2023 NFL Draft: Stallions and Scallions

Who got the Oscars — and who took home the Razzies — at the 2023 NFL draft?

Find out here!


Tennessee Titans — Northwestern OT Peter Skoronski is as safe a pick as they come, and a logical one, too, as they allowed 49 sacks in 2022, tied for fifth most in the league. Then Will Levis, from neighboring Kentucky, fell into their laps in the second round (33rd overall). Awesome job indeed!

Indianapolis Colts — Quarterbacks accounted for three of the first four overall picks, but the Colts, selecting fourth, might have gotten the best of them, in Florida's Anthony Richardson. And it didn't stop there: they had 11 picks in the rest of the draft, headed by the tall (6'3"), long-armed (34") Julius Brents, of Kansas State, in the second round (44th overall), after he had started his college career at Iowa.

Seattle Seahawks — After selecting Kenny Walker III — an "elusive back" as they say on Madden — in the second round last year and watching him gain 1,050 yards and score nine touchdowns in his rookie season, they grabbed the best "power back" available in UCLA's Zach Charbonnet, also in the second round, this year, seemingly signaling a return to their "Ground Chuck" days of the '80s (named after Chuck Knox, their head coach in those days), after expending their two first-round picks on the highly-regarded Illinois cornerback Devon Witherspoon and Ohio State wide receiver Jaxon Smith-Njigba. And with division rival San Francisco weighed down by both the schedule blues and the quick-fix blues, the NFC West title could be theirs for the asking.

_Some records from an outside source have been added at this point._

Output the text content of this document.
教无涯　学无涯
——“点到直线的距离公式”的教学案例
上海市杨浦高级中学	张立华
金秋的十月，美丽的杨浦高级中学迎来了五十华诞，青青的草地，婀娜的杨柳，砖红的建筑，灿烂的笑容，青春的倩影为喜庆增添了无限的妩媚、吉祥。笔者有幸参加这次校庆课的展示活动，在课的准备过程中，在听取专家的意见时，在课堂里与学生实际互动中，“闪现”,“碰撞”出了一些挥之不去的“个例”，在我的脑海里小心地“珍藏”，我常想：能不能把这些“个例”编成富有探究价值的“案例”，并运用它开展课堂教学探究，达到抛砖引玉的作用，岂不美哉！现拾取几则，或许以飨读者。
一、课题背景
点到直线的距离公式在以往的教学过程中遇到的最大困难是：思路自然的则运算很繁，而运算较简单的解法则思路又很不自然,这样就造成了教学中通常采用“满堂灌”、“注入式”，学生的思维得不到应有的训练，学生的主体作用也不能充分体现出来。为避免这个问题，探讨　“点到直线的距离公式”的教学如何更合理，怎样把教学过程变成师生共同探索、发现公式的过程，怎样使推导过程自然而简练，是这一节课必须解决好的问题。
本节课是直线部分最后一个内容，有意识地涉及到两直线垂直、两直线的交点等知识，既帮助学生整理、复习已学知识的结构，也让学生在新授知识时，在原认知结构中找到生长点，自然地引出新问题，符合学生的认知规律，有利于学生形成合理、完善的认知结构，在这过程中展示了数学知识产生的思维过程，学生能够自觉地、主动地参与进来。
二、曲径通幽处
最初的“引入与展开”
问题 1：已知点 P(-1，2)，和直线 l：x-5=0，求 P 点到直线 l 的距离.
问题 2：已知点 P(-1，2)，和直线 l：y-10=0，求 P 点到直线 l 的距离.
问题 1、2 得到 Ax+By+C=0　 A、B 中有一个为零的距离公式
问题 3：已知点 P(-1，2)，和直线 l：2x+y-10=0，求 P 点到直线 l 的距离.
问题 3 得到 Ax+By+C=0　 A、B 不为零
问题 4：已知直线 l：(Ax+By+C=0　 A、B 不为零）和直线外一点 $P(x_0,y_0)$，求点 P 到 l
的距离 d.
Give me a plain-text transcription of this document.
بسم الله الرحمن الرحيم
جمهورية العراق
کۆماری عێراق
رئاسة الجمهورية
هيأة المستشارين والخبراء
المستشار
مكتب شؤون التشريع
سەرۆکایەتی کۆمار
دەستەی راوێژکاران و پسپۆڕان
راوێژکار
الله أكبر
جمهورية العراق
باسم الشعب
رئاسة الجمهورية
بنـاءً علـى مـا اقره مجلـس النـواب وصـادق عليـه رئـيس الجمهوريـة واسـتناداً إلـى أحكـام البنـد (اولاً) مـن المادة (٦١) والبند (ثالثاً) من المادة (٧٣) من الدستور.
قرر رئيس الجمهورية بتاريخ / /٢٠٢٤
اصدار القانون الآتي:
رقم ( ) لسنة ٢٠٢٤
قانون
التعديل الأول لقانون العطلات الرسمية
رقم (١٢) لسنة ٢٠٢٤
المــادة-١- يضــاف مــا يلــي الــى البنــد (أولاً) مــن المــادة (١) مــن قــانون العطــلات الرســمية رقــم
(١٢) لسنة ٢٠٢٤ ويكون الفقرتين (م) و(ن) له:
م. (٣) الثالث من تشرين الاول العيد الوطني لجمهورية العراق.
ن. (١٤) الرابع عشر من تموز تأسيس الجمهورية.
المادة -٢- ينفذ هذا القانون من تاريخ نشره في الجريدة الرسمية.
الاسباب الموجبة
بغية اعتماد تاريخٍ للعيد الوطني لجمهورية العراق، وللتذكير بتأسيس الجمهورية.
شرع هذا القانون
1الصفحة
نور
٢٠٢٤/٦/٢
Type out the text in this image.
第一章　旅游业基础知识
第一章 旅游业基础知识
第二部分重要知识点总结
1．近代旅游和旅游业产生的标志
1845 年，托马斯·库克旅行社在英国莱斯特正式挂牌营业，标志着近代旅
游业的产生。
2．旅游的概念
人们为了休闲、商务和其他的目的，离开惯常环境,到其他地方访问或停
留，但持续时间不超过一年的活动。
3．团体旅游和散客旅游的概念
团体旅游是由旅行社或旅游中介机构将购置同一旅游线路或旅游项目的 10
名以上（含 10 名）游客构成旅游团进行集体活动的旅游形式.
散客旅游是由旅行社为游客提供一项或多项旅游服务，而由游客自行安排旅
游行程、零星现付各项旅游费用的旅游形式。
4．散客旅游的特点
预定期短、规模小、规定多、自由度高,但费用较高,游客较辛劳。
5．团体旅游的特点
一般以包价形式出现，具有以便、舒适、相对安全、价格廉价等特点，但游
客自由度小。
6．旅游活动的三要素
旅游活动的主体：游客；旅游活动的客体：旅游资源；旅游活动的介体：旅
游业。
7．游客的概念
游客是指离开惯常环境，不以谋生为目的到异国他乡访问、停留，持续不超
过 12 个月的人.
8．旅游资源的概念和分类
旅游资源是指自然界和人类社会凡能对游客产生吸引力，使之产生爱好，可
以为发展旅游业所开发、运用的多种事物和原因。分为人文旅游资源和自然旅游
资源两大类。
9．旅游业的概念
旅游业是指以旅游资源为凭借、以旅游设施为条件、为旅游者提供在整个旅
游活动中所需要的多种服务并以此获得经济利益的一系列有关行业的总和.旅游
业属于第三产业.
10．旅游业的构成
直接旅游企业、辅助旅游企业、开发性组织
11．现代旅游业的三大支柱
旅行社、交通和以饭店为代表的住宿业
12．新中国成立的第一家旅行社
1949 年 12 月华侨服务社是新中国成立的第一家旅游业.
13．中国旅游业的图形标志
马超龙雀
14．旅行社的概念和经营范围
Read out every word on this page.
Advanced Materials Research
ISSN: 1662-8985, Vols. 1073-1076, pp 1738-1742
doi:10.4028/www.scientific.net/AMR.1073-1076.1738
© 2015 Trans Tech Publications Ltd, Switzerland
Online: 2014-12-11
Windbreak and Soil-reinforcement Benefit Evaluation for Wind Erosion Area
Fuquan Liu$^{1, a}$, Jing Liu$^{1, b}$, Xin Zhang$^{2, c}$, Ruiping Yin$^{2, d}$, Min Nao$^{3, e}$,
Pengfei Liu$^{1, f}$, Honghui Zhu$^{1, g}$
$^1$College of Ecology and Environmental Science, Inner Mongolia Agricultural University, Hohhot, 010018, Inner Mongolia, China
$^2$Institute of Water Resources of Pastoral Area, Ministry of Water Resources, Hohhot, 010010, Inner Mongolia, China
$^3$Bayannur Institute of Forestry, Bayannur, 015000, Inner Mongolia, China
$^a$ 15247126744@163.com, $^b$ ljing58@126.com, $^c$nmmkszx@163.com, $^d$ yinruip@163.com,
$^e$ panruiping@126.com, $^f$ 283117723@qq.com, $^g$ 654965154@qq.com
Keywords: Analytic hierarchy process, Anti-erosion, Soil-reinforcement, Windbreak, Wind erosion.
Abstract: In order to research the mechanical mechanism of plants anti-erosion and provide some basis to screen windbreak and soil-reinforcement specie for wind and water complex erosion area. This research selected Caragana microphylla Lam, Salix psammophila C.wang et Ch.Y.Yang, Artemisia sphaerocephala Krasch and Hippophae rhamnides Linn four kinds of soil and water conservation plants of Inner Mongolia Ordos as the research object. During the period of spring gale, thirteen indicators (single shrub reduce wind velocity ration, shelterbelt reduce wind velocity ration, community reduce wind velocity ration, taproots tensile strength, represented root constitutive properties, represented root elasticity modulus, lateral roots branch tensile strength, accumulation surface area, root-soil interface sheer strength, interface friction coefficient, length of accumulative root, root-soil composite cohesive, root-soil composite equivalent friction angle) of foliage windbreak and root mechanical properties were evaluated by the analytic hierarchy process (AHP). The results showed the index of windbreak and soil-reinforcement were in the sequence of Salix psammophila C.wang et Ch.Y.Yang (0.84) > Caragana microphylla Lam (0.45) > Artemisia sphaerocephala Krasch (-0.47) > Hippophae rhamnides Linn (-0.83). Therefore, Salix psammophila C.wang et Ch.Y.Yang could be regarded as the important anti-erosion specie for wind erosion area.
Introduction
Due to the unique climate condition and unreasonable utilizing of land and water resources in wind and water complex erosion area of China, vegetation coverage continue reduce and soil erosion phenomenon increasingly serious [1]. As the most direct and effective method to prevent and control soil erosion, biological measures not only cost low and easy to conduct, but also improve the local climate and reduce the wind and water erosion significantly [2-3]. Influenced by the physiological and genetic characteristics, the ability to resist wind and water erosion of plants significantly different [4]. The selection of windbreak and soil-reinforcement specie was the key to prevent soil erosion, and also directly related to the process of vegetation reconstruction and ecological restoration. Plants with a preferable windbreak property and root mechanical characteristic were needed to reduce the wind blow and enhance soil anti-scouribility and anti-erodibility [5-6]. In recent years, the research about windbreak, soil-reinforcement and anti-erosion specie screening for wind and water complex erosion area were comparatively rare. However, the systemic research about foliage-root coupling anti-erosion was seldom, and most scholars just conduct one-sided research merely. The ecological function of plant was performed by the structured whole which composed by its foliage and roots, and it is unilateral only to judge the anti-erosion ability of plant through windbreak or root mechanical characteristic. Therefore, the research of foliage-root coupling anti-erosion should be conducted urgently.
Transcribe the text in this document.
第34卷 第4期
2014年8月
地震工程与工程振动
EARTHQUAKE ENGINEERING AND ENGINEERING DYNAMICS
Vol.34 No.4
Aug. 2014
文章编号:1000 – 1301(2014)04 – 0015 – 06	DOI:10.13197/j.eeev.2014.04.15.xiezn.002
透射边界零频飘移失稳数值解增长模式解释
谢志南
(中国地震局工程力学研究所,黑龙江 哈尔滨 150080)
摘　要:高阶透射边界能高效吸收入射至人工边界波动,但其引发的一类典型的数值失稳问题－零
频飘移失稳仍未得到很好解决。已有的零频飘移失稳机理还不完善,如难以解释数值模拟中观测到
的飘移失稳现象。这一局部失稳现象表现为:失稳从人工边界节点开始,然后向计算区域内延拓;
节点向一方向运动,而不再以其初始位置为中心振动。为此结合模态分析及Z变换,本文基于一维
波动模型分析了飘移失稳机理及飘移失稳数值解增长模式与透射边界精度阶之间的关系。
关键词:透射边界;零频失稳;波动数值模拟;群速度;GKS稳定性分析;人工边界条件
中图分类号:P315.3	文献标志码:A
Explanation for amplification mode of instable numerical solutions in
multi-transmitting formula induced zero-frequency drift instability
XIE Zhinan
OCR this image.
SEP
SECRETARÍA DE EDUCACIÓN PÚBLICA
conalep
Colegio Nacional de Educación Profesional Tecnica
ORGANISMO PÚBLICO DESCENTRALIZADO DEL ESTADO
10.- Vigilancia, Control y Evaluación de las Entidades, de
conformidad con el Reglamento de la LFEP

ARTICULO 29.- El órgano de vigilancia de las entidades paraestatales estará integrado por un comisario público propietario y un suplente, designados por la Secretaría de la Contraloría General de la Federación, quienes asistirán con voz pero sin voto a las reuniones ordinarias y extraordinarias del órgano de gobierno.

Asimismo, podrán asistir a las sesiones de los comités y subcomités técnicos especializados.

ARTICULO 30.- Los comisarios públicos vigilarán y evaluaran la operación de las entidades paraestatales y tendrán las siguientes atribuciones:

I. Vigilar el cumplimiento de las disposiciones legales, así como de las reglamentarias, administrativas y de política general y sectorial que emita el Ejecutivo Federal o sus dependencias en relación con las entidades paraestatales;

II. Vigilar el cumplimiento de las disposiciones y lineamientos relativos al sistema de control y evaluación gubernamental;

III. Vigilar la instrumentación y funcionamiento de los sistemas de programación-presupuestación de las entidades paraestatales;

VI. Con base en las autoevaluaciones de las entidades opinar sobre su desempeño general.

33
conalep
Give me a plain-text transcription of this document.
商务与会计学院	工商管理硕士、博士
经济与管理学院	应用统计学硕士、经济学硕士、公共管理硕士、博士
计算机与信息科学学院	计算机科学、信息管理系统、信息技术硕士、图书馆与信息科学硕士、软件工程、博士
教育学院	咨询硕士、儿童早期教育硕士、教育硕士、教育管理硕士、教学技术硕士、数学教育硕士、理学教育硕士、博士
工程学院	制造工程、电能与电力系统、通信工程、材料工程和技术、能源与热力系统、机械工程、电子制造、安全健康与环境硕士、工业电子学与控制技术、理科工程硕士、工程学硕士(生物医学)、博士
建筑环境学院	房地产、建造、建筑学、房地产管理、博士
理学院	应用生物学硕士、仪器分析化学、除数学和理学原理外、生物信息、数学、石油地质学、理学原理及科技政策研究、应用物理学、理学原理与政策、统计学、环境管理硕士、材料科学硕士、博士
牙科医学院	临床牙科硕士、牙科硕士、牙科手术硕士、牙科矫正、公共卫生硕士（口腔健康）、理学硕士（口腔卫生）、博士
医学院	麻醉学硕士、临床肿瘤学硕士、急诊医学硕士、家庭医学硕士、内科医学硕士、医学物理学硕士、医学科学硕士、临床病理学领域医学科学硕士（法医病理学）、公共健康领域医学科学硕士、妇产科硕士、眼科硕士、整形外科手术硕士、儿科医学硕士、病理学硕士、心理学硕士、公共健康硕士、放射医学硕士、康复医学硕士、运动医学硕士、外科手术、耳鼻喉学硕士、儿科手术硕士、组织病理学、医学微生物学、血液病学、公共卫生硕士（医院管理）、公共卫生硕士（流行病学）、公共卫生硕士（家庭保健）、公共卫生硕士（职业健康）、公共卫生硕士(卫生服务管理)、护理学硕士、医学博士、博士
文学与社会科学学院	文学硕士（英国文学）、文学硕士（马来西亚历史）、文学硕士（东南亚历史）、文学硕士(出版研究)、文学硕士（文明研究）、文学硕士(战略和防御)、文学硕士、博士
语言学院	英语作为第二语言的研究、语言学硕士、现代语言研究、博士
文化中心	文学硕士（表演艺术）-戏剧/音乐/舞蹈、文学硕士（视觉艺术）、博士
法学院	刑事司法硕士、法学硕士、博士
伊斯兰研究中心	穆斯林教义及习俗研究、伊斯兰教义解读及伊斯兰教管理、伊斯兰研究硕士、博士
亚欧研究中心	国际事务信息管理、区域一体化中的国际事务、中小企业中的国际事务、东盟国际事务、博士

Arizona Cardinals — Like the Titans, their offensive line needed an upgrade (46 sacks allowed in 2022), and like a coil stretched out, advancing up and forward after having circled down and back, they traded first down from third overall to 12th, then back up to sixth, and came away at the end with not only Ohio State offensive tackle Paris Johnson Jr. but also Houston's first-round pick in the 2024 draft as well. Even added another promising offensive lineman in UCLA offensive guard Jon Gaines II in the fourth round.

Houston Texans — Considering that the AFC South went a combined 12-32 in out-of-division games a year ago, it should come as no surprise that this division had great drafts, especially if a team therefrom had the second and third overall picks, as the Texans did. C.J. Stroud has a solid chance to break the formidable Ohio State Quarterback Jinx, and Alabama's Will Anderson Jr. will make an immediate impact at the newly recognized edge rusher position. Incoming head coach DeMeco Ryans can't say that he isn't being given building blocks.


San Francisco 49ers — Made their first pick in the third round (true, they had three picks in that round, including two compensatory picks, one of them a kicker), and no team lacking a first- or second-round pick has won the Super Bowl since Tampa Bay did it in 2002. Not only that, but the 49ers are taking the biggest jump in the entire NFL in strength of schedule from what every team played in 2022, using the 2022 final records for comparative purposes. Looks like this team will slip a bit in 2023 — maybe enough to relinquish the NFC West crown to the Seahawks.

Cleveland Browns — No pick until the third round, just like the 49ers. While the Bengals, Ravens and Steelers added valuable young talent via the draft, they were caught standing still — and they don't have a first-round pick in 2024 either. Did someone say 2-15 in 2024?

Miami Dolphins — Their draft lacked both quality (their first selection was South Carolina CB Cam Smith with the 51st overall pick) and quantity (only four picks in the entire draft). The reason they didn't have a first-round pick is because they tried to tank games in 2019 to get a higher drafting position — a problem that could be solved once and for all if the NFL were to implement a draft lottery.

Los Angeles Rams — At least there is a light at the end of the tunnel for them, in that they will finally have a first-round pick again in 2024. But they will have a lot of ground to make up after not having had such a pick for seven consecutive years. Their first selection this year (in the second round, 36th overall) was offensive guard Steve Avila of TCU.

Denver Broncos — For a time, the NFL banned trading draft choices for head coaches. Maybe they should have kept that rule in place. Similar to Miami, in that not only did they lack a first-round pick, but had only five picks all told, the first of which was wide receiver Marvin "Holly" Mims (admit it — don't you miss Chris Berman, too?) of Oklahoma at #63 overall. And not for nothing, but why is Denver seen as such an attractive destination — for players and coaches alike?